Iowa and New Hampshire are important, if only as cutting contests that narrow the number of candidates to a meaningful few. They operate almost like preseason scrimmages, stripping away the speculation and talk and showing, in miniature, how the candidates fare in front of actual voters.
They don’t decide who gets the nomination — that happens when Texas and the rest of the states weigh in. But they separate those who can from those who can’t. They matter to candidates who are gasping for oxygen. A decent showing in the early rounds can keep supporters interested. Interested supporters can keep candidates alive until the real voting starts.
Several governors at the bottom of the Republican pile are hoping for that kind of resuscitation Tuesday in New Hampshire, and for the kind of financial infusion that might make them viable in Texas and the other Super Tuesday states. Four contenders checked out after the Iowa numbers were in. More will probably drop this week.
It’s kind of weird that two states with a combined 10 votes in the electoral college would have this kind of clout.
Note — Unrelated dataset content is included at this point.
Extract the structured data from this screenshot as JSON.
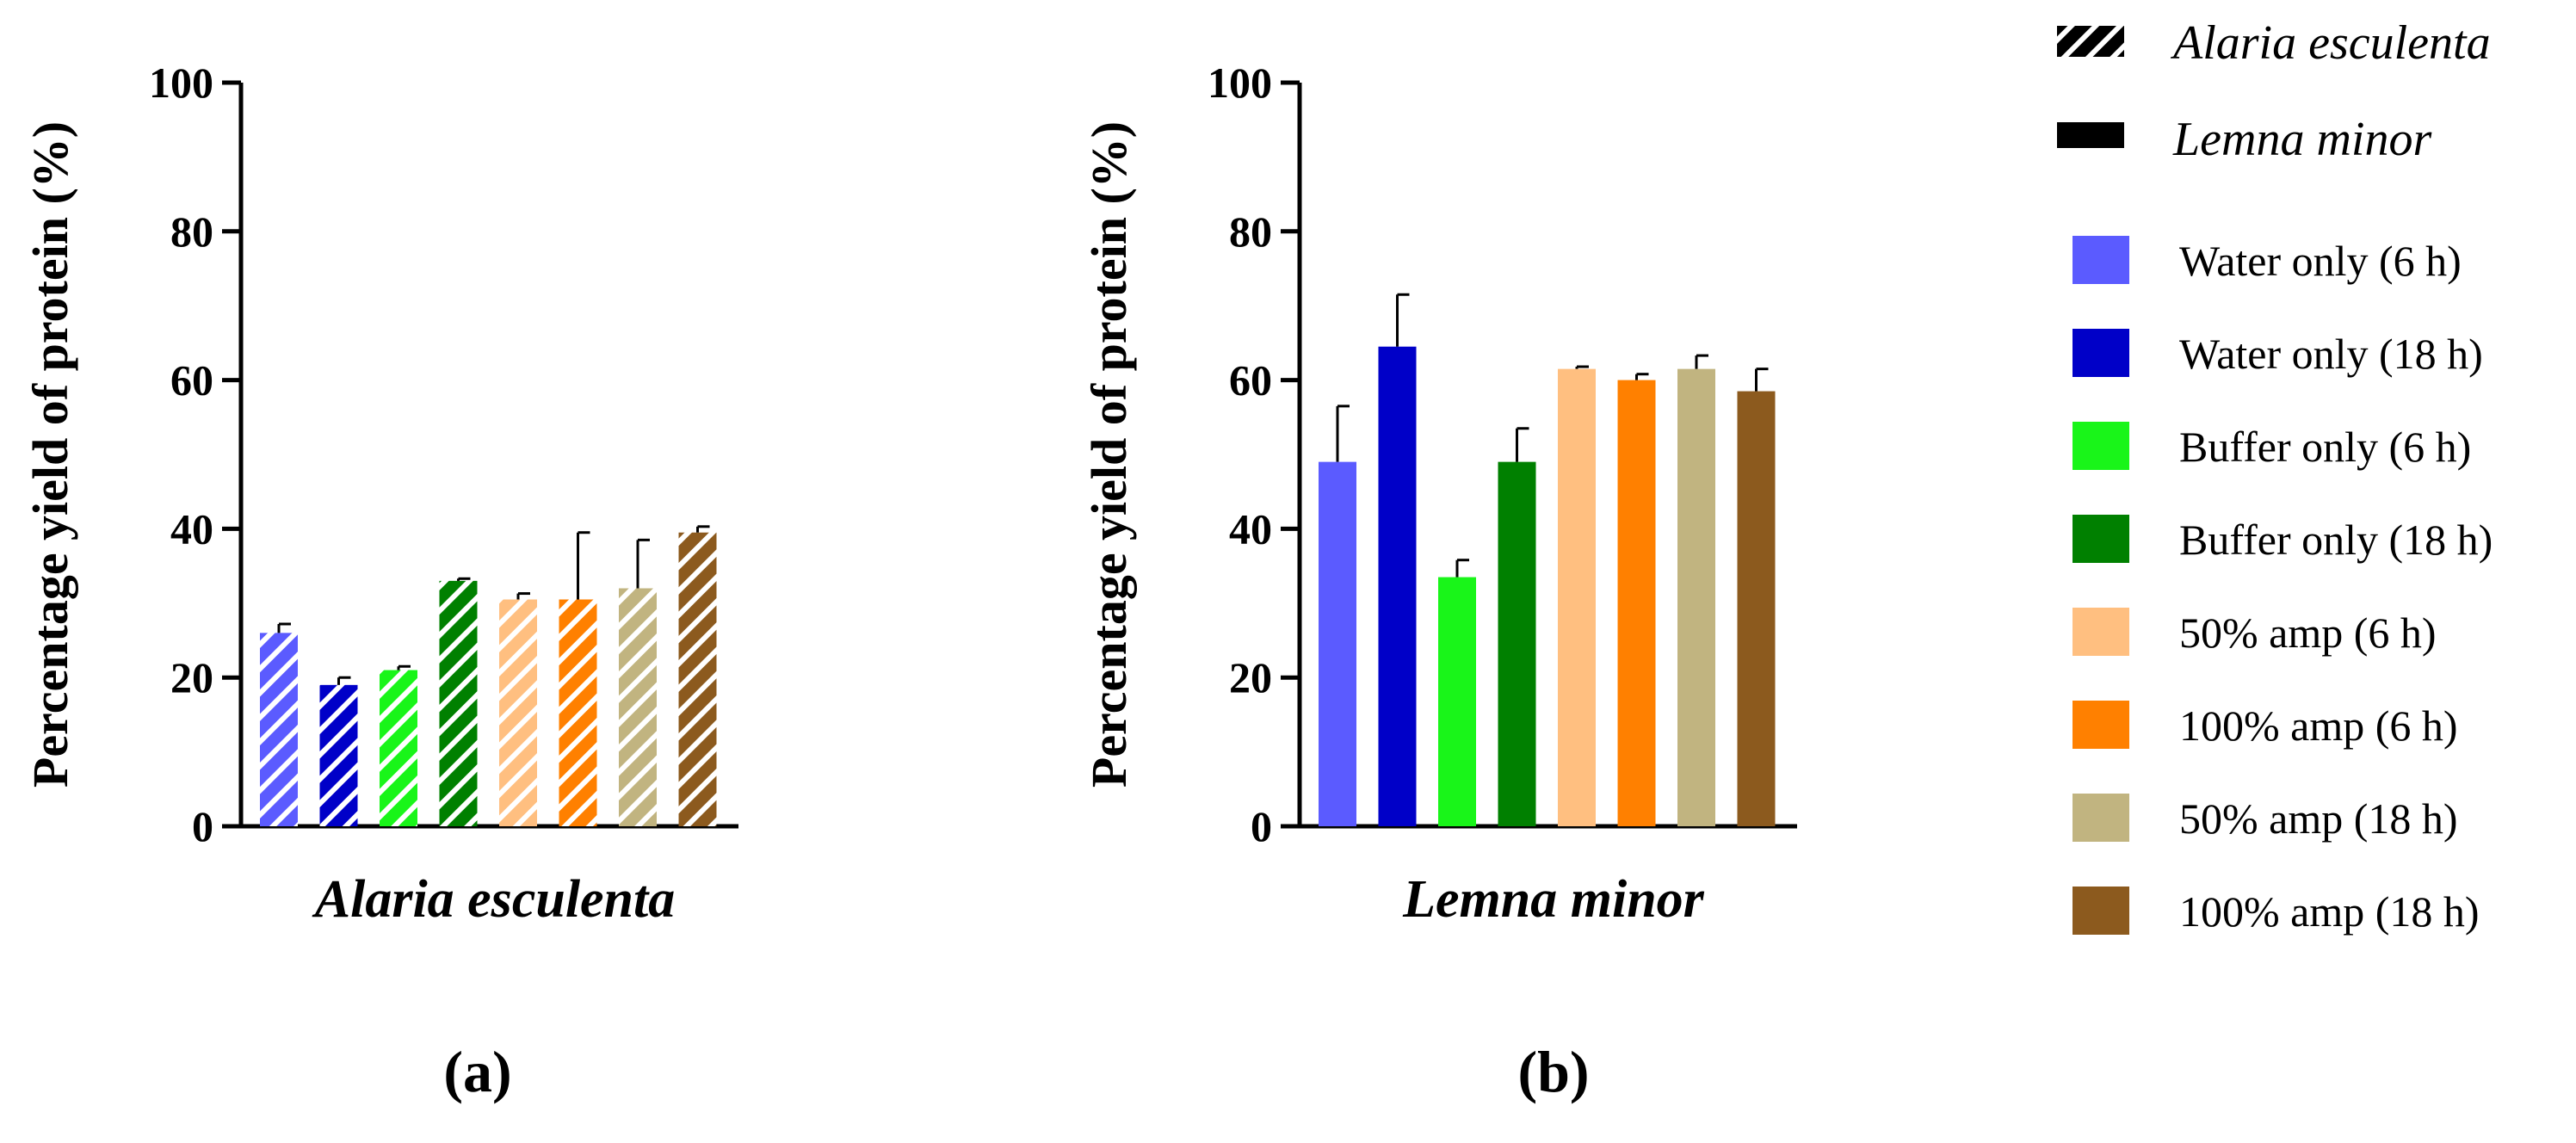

Here’s how many people voted in the Republican caucuses in Iowa: 186,000. And the number of Democratic caucus-goers the same night: 171,000.
For all of the attention that got, those numbers are smaller than the 2014 general election turnout numbers for about a half dozen of the state Senate districts in Texas.
In 2012 — a year when Texas wasn’t really instrumental in the nomination races — 2 million people voted in the party primaries. With neither nomination set this year, the competition might increase that turnout. A decisive win here would really count.
Size matters.
Ted Cruz won the Iowa GOP caucus with 51,666 votes. Hey, it was enough, right? But it’s a tiny slice of a small state. Here’s some perspective. A candidate with as many votes as Cruz got in Iowa would have been on the losing side in 28 of Texas’ 31 senate districts. His total amounted to less than half of the votes cast in most of those races. In the mid-summer 2012 GOP runoff that put him in the Senate, Cruz got 631,812 votes.
A candidate coming in third or fourth place in Texas this year could easily win more delegates to the national convention than the Iowa and New Hampshire frontrunners combined.
But timing matters, too.
Running in small states is more forgiving to shoestring budgets. Good early performances can attract money. Starting a presidential election in a state like Texas could give rich candidates all of the advantages. It’d be the political version of favoring big business over small business.
It is possible for an unknown, underfunded and scrappy candidate to beat a relatively well-known and wealthy candidate: That’s the 2012 race between Cruz and David Dewhurst. It’s uncommon, but possible.
The presidential candidates get here with one of those problems solved: The voters know their names. Those same voters have early results to look at, too, giving them a read on which campaigns have a little momentum, who’s acting like a loser or a winner, who ought to get the nod.
Marco Rubio looked a little healthier after Iowa, Donald Trump a little less so. A grand total of 2,201 votes separated them. What New Hampshire does Tuesday will change the perceptions a little more. Many of the names on the Texas ballot — which has 13 Republicans and eight Democrats on it — won’t really be in the race by the time voters make their choices.
That’s the clout of the early little states like New Hampshire: They get to tell the big states like Texas who’s still in the running.